As with most neurotransmitters, the GABAa system is so evolutionarily ancient that it has diversified to serve many purposes. Hence, the brain has six different GABAa receptor types, presumably to perform six different jobs. Dawson had a suspicion that the sleepiness side effect originated from just one of those six receptors. If he could determine which one, corporate chemists could design a molecule that would avoid activating it. He began to make mice.

One by one, he manipulated the receptor genes, breeding a new line of mice each time. With each new strain, he would administer a tiny dose of Valium. If the animals grew drowsy, he knew he had not yet knocked out the right receptor. Knocking out receptor 1 made little difference. Receptor 3 proved too hard to knock out. Receptor 5 seemed to account for the amnesia that people (and mice) experience when they take anxiety drugs. Targeting receptor 2, Dawson identified a chemical that reduced a mouse’s startle response—a measure of anxiety—without impairing its ability to balance. Success!

Or, so he thought. “When these compounds went into humans, they turned out to be just as sedating as the original drugs.”

Dawson blames the mice. “There’s not enough predictability in animal research.”

But, for all Dawson’s frustration with mice, the rodents did yield a couple of interesting drug leads.

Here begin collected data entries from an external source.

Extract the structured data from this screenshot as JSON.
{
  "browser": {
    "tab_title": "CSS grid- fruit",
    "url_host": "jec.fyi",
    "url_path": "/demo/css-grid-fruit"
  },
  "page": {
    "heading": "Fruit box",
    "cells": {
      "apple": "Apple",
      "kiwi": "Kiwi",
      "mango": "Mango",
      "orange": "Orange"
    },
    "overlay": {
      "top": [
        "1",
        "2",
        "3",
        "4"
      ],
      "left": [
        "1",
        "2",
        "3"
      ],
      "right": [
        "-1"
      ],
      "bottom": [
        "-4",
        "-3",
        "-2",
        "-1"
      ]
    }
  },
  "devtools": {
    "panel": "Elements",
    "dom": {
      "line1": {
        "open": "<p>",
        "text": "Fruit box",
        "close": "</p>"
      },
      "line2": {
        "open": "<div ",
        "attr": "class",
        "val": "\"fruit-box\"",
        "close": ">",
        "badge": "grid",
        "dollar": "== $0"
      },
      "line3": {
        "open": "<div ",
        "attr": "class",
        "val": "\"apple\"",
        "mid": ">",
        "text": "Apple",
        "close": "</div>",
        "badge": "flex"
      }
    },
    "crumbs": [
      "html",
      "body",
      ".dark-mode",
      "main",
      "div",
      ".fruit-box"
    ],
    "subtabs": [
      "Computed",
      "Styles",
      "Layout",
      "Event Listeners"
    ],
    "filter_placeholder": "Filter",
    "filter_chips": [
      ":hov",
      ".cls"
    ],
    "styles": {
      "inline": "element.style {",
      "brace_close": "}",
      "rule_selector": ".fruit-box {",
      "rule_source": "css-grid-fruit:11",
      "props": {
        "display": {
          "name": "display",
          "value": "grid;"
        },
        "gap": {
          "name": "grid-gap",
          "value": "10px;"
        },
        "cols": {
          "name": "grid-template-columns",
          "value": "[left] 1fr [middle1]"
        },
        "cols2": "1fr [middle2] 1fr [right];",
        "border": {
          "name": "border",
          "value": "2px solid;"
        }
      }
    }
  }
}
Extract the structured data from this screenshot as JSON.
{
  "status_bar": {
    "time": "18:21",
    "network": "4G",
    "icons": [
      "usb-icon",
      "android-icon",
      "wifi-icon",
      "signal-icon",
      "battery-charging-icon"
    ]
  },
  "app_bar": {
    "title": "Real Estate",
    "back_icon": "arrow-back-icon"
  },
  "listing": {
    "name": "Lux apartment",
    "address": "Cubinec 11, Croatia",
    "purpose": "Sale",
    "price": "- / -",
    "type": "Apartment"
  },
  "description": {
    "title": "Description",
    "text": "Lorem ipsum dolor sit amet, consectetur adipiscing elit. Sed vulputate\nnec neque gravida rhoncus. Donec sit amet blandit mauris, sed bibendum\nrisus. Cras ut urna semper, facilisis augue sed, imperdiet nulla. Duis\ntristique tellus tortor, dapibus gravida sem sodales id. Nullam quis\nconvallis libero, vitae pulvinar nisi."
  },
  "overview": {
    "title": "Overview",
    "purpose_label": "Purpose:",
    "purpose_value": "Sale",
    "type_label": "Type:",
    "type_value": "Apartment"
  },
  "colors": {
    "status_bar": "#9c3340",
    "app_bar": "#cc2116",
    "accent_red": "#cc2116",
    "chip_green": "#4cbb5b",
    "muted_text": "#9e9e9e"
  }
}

That receptor 5 implicated in the amnesia side effect?  An experimental chemical that blocked its action created temporary geniuses: Mice on it were whizzes in the Morris water maze. A drug company is testing the compound to treat people with Down syndrome. And in the process of trying to eliminate drowsiness, Dawson and his team homed in on one of the chemical switches that cause mammals to go to sleep. Ambien locks onto that switch associated with receptor 1.

So, despite the problems, mice remain the undisputed top animal for research on mental health therapies.

Which just goes to show that mice, like us, have minds of their own.